Hahn had echoed Trump in saying that 35 more people out of 100 would survive the coronavirus if they were treated with the plasma. That claim vastly overstated preliminary findings of Mayo Clinic observations.
Hahn’s mea culpa comes at a critical moment for the FDA which, under intense pressure from the White House, is responsible for deciding whether upcoming vaccines are safe and effective in preventing COVID-19.
The 35 percent figure drew condemnation from other scientists and some former FDA officials, who called on Hahn to correct the record.
“I have been criticized for remarks I made Sunday night about the benefits of convalescent plasma. The criticism is entirely justified. What I should have said better is that the data show a relative risk reduction not an absolute risk reduction,” Hahn tweeted.
The FDA made the decision based on data the Mayo Clinic collected from hospitals around the country that were using plasma on patients in wildly varying ways — and there was no comparison group of untreated patients, meaning no conclusions can be drawn about overall survival.

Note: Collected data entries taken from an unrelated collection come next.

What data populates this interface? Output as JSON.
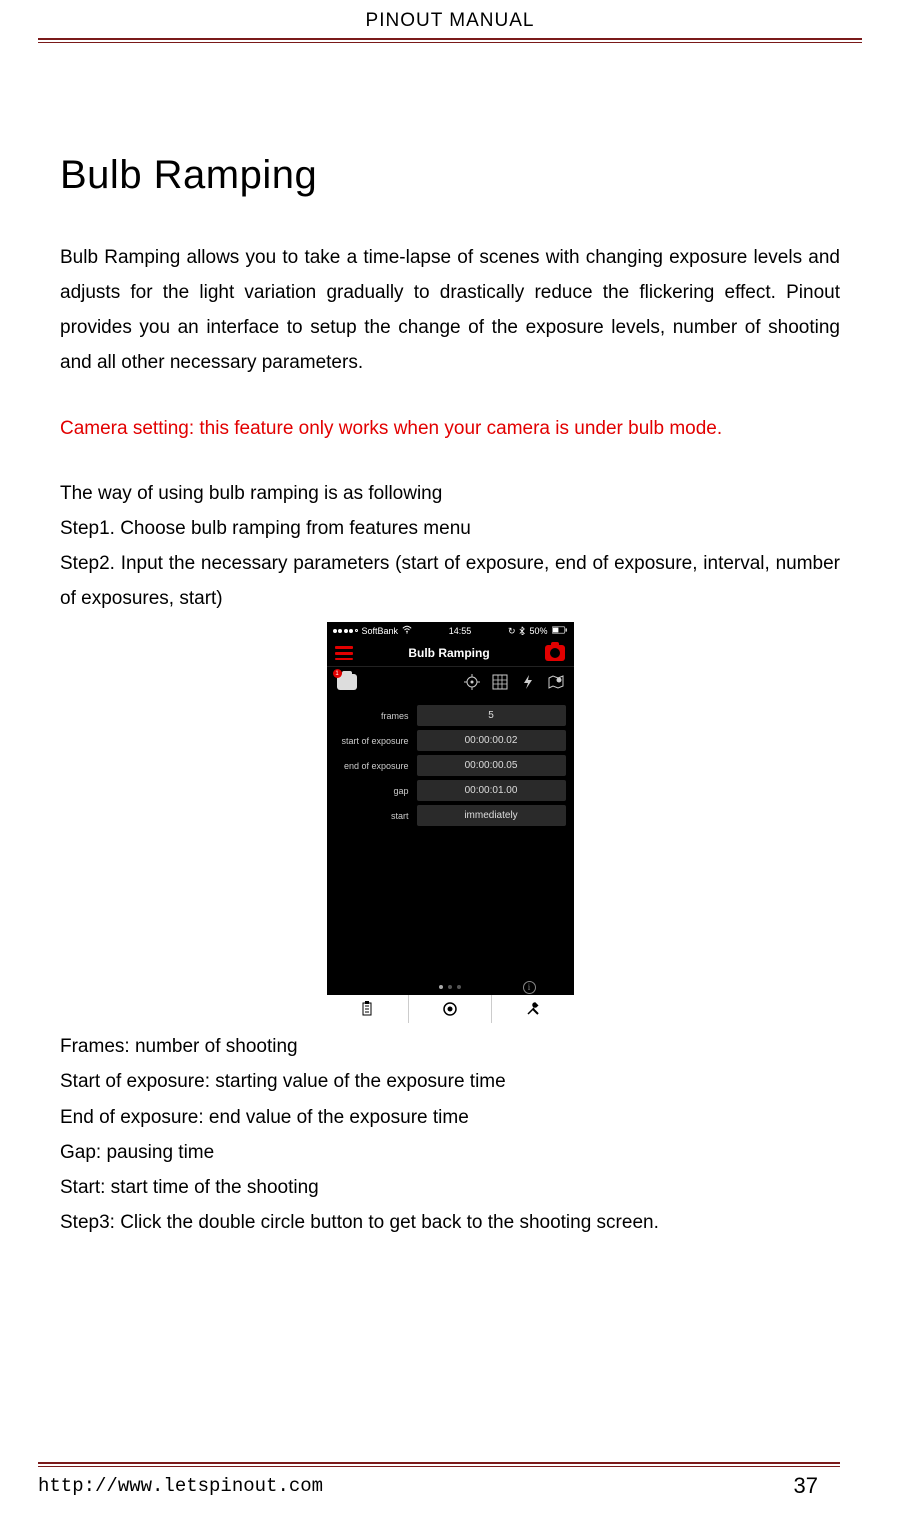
{
  "header": {
    "title": "PINOUT MANUAL"
  },
  "heading": "Bulb Ramping",
  "intro": "Bulb Ramping allows you to take a time-lapse of scenes with changing exposure levels and adjusts for the light variation gradually to drastically reduce the flickering effect. Pinout provides you an interface to setup the change of the exposure levels, number of shooting and all other necessary parameters.",
  "warning": "Camera setting: this feature only works when your camera is under bulb mode.",
  "steps": {
    "intro": "The way of using bulb ramping is as following",
    "s1": "Step1. Choose bulb ramping from features menu",
    "s2": "Step2. Input the necessary parameters (start of exposure, end of exposure, interval, number of exposures, start)",
    "s3": "Step3: Click the double circle button to get back to the shooting screen."
  },
  "phone": {
    "status": {
      "carrier": "SoftBank",
      "wifi": "⌵",
      "time": "14:55",
      "bt": "⋀",
      "battery": "50%"
    },
    "nav": {
      "title": "Bulb Ramping"
    },
    "toolbar": {
      "badge": "1"
    },
    "fields": [
      {
        "label": "frames",
        "value": "5"
      },
      {
        "label": "start of exposure",
        "value": "00:00:00.02"
      },
      {
        "label": "end of exposure",
        "value": "00:00:00.05"
      },
      {
        "label": "gap",
        "value": "00:00:01.00"
      },
      {
        "label": "start",
        "value": "immediately"
      }
    ]
  },
  "definitions": [
    "Frames: number of shooting",
    "Start of exposure: starting value of the exposure time",
    "End of exposure: end value of the exposure time",
    "Gap: pausing time",
    "Start: start time of the shooting"
  ],
  "footer": {
    "url": "http://www.letspinout.com",
    "page": "37"
  }
}
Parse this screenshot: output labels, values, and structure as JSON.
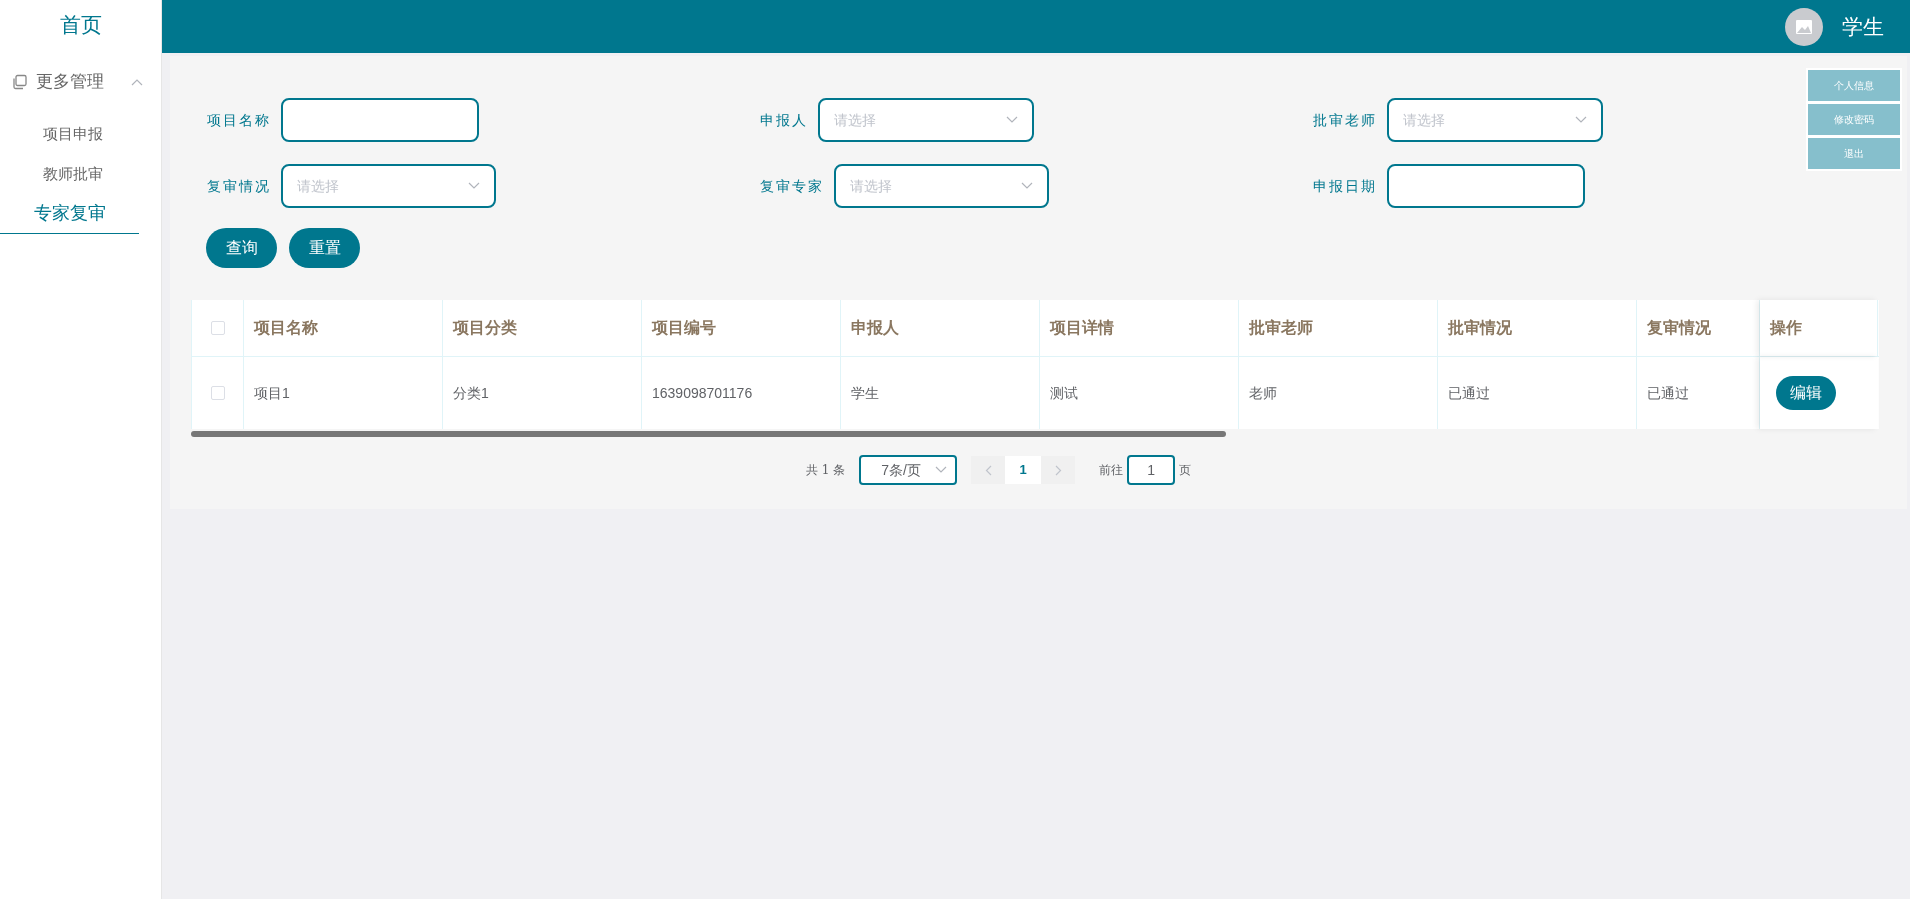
{
  "sidebar": {
    "home": "首页",
    "groups": [
      {
        "label": "更多管理",
        "expanded": true,
        "children": [
          {
            "label": "项目申报",
            "selected": false
          },
          {
            "label": "教师批审",
            "selected": false
          },
          {
            "label": "专家复审",
            "selected": true
          }
        ]
      }
    ]
  },
  "header": {
    "user": "学生"
  },
  "user_menu": {
    "items": [
      "个人信息",
      "修改密码",
      "退出"
    ]
  },
  "filters": [
    {
      "label": "项目名称",
      "kind": "text"
    },
    {
      "label": "申报人",
      "kind": "select",
      "placeholder": "请选择"
    },
    {
      "label": "批审老师",
      "kind": "select",
      "placeholder": "请选择"
    },
    {
      "label": "复审情况",
      "kind": "select",
      "placeholder": "请选择"
    },
    {
      "label": "复审专家",
      "kind": "select",
      "placeholder": "请选择"
    },
    {
      "label": "申报日期",
      "kind": "text"
    }
  ],
  "buttons": [
    "查询",
    "重置"
  ],
  "table": {
    "all_checked": false,
    "columns": [
      "项目名称",
      "项目分类",
      "项目编号",
      "申报人",
      "项目详情",
      "批审老师",
      "批审情况",
      "复审情况",
      "操作"
    ],
    "rows": [
      {
        "selected": false,
        "cells": [
          "项目1",
          "分类1",
          "1639098701176",
          "学生",
          "测试",
          "老师",
          "已通过",
          "已通过"
        ],
        "action": "编辑"
      }
    ]
  },
  "pagination": {
    "total": "共 1 条",
    "page_size": "7条/页",
    "pages": [
      {
        "label": "1",
        "selected": true
      }
    ],
    "goto_label": "前往",
    "goto_value": "1",
    "goto_suffix": "页"
  }
}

People who received plasma with the highest levels of antibodies fared better than those given plasma with fewer antibodies, and those treated sooner after diagnosis fared better than those treated later.
Hahn and other Trump administration officials presented the difference as an absolute survival benefit, rather than a relative difference between two treatment groups. Former FDA officials said the misstatement was inexcusable, particularly for a cancer specialist such as Hahn.
“It’s extraordinary to me that a person involved in clinical trials could make that mistake,” said Dr. Peter Lurie, a former FDA official under the Obama administration who now leads the nonprofit Center for Science in the Public Interest. “It’s mind-boggling.”
The 35 percent benefit was repeated by Health and Human Services Secretary Alex Azar at Sunday’s briefing and promoted on Twitter by the FDA’s communication staff. The number didn’t appear in FDA’s official letter justifying the emergency authorization.
Hahn has been working to bolster confidence in the agency’s scientific process, stating in interviews and articles that the FDA only will approve a vaccine that meets preset standards for safety and efficacy.
Hahn pushed back Tuesday morning against suggestions that the plasma announcement was timed to boost Trump ahead of the Republican convention.
“The professionals and the scientists at FDA independently made this decision, and I completely support them,“Hahn said, appearing on “CBS This Morning.”
Trump recently has accused some FDA staff, without evidence, of deliberately holding up new treatments “for political reasons.” And Trump’s chief of staff, Mark Meadows, said over the weekend that FDA scientists “need to feel the heat.“
The administration has sunk vast resources into the race for a vaccine, and Trump aides have been hoping swift progress could help the president ahead of November’s election.
At Sunday’s briefing Hahn didn’t correct Trump’s description of the regulatory move as a “breakthrough.” He also did not contradict Trump’s unsupported claim of a “deep state” effort at the agency working to slow down approvals.
Former FDA officials said the political pressure and attacks against the FDA carry enormous risk of undermining trust in the agency just when it’s needed most. A vaccine will only be effective against the virus if it’s widely taken by the U.S. population.
“I think the constant pressure, the name-calling, the perception that decisions are made under pressure is damaging,” said Dr. Jesse Goodman of Georgetown University, who previously was the FDA’s chief scientist. “We need the American people to have full confidence that medicines and vaccines are safe.”